El primer recuerdo que tengo del uso del prefijo anti se sitúa en mi primera infancia, cuando Sánchez, un músico amigo de mi papá afiliado al Partido Comunista, me dijo que era anticapitalista. Aunque no lo entendí, mi admiración por él, fundada en su virtud para tocar la guitarra, era tan grande que empecé a declararme anticapitalista yo también. Las burlas de mis parientes no tardaron en hacerme abandonar el mote y me hicieron dudar del anticapitalismo de Sánchez que, sin embargo, ahora, considero sincero, sobre todo cuando comparo su estilo de vida con el de varios que se proclaman anticapitalistas en diversos espacios políticos. Durante la adolescencia, algunos de mis amigos se definían como antisistema con la misma falta de sustento con la que algunos de mis amigos actuales me califican de antisocial por huir de los grupos de WhatsApp.

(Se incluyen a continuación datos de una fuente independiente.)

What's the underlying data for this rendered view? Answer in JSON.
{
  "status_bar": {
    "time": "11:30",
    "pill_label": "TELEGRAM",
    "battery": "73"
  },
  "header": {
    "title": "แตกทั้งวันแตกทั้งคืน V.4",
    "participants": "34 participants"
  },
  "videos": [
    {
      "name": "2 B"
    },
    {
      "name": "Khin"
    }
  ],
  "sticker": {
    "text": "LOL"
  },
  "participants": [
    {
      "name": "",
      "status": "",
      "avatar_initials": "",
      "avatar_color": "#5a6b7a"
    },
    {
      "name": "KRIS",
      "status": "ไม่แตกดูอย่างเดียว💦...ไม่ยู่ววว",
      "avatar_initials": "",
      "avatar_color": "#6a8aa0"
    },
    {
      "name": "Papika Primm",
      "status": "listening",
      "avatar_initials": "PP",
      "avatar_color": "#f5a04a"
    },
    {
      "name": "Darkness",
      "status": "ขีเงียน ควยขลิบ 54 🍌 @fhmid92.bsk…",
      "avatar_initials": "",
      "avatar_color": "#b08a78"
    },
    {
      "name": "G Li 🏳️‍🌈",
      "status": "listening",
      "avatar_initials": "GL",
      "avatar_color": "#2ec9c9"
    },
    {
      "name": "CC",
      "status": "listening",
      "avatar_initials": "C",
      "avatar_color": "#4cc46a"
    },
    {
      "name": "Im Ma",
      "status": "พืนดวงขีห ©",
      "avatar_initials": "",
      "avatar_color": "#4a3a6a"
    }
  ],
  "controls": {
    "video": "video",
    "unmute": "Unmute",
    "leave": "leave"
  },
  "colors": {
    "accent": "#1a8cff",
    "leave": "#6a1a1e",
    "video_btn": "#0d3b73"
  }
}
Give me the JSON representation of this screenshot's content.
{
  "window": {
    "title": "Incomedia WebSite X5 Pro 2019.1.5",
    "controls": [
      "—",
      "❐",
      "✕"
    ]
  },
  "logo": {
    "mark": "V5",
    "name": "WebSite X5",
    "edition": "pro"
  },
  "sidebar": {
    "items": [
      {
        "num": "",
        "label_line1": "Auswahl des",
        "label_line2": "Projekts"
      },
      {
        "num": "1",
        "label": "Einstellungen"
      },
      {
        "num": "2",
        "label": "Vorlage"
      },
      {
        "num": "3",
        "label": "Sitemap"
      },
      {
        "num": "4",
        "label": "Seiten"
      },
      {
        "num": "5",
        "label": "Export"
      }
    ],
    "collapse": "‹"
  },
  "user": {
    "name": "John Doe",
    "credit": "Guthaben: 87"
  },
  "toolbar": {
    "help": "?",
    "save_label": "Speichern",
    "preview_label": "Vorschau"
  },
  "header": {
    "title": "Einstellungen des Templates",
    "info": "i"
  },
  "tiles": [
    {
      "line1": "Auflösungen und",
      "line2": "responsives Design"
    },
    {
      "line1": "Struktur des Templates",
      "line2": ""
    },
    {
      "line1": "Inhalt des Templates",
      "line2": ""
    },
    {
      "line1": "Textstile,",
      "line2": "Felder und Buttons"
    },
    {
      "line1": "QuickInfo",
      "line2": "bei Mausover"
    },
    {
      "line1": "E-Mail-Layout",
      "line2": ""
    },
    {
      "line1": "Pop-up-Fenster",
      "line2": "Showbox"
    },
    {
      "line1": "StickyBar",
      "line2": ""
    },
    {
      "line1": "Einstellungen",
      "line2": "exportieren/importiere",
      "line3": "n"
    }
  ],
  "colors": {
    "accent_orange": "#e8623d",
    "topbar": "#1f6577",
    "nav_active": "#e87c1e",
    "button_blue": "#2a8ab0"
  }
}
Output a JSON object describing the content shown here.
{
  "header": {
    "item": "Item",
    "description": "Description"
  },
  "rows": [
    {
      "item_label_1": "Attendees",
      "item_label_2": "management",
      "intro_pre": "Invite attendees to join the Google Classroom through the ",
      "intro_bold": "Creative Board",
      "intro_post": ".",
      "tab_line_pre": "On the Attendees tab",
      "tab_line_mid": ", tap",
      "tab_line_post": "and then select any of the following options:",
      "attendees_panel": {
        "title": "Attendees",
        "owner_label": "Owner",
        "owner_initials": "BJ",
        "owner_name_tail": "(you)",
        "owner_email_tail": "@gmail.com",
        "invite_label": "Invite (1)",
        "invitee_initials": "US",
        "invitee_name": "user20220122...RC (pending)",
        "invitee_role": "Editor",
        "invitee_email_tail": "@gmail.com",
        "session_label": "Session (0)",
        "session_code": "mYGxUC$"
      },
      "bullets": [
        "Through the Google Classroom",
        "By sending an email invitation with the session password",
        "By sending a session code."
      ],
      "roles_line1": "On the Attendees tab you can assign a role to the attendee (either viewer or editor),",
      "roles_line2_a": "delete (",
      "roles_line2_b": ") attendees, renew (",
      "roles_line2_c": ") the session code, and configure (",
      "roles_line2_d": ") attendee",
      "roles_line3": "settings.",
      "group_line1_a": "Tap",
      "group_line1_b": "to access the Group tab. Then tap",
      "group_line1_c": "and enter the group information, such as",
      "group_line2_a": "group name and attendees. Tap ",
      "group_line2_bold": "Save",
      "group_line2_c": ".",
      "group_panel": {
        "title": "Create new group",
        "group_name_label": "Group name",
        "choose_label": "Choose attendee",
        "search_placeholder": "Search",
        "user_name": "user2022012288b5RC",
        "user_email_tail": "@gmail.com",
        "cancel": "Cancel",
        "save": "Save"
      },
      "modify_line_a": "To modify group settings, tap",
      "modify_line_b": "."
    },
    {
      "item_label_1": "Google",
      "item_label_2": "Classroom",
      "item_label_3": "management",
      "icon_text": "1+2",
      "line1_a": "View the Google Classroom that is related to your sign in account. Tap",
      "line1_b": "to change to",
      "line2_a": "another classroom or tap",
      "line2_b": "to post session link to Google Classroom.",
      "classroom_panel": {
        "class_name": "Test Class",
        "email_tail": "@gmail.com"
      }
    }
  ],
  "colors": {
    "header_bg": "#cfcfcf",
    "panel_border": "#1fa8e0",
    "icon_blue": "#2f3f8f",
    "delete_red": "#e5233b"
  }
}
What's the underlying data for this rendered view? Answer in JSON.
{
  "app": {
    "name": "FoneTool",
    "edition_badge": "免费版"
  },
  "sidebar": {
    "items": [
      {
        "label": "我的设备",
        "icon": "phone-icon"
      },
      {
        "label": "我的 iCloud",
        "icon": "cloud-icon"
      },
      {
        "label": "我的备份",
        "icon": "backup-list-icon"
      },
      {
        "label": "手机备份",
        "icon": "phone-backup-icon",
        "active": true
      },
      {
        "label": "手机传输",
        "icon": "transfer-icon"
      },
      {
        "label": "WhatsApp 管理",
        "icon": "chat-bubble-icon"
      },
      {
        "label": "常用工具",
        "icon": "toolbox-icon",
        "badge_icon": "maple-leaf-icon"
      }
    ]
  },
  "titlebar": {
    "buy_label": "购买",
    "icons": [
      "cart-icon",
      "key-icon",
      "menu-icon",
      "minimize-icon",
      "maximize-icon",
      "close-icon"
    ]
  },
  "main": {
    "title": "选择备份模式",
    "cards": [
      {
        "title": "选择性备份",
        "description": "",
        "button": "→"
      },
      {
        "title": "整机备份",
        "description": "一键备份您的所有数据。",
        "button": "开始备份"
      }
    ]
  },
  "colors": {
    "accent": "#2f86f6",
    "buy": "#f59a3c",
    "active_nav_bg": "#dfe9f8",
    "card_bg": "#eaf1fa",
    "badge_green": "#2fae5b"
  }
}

Hace un tiempo, se empezó a calificar de antiderechos a quienes se manifiestan en contra del aborto y mis conflictos con el prefijo anti recrudecieron porque veo cómo quienes niegan el derecho de una mujer a interrumpir el embarazo gozan de casi todos los otros derechos disponibles y no reculan al momento de pedir nuevos. Pandemia mediante, llegó el turno de los antivacunas, en muchos casos curiosamente vacunados con todas las vacunas del calendario oficial pero no con las que se aplican para erradicar el covid-19, de modo que, nuevamente, el prefijo no hace más que confundirnos. Para peor, la fruición contemporánea por polarizar lleva a la aparición de individuos “pro” y se acepta el contrasentido de usar apelativos tipo provida, que daría a entender que el resto del mundo es promuerte.
Quizás haya llegado la hora de frenar la simplificación maniaca del lenguaje (presente en tantos discursos como esos que le llaman nazi a cualquier cosa) a fin de pensar mejor. Para la guitarreada y la improvisación siempre fueron mejores los músicos como Sánchez.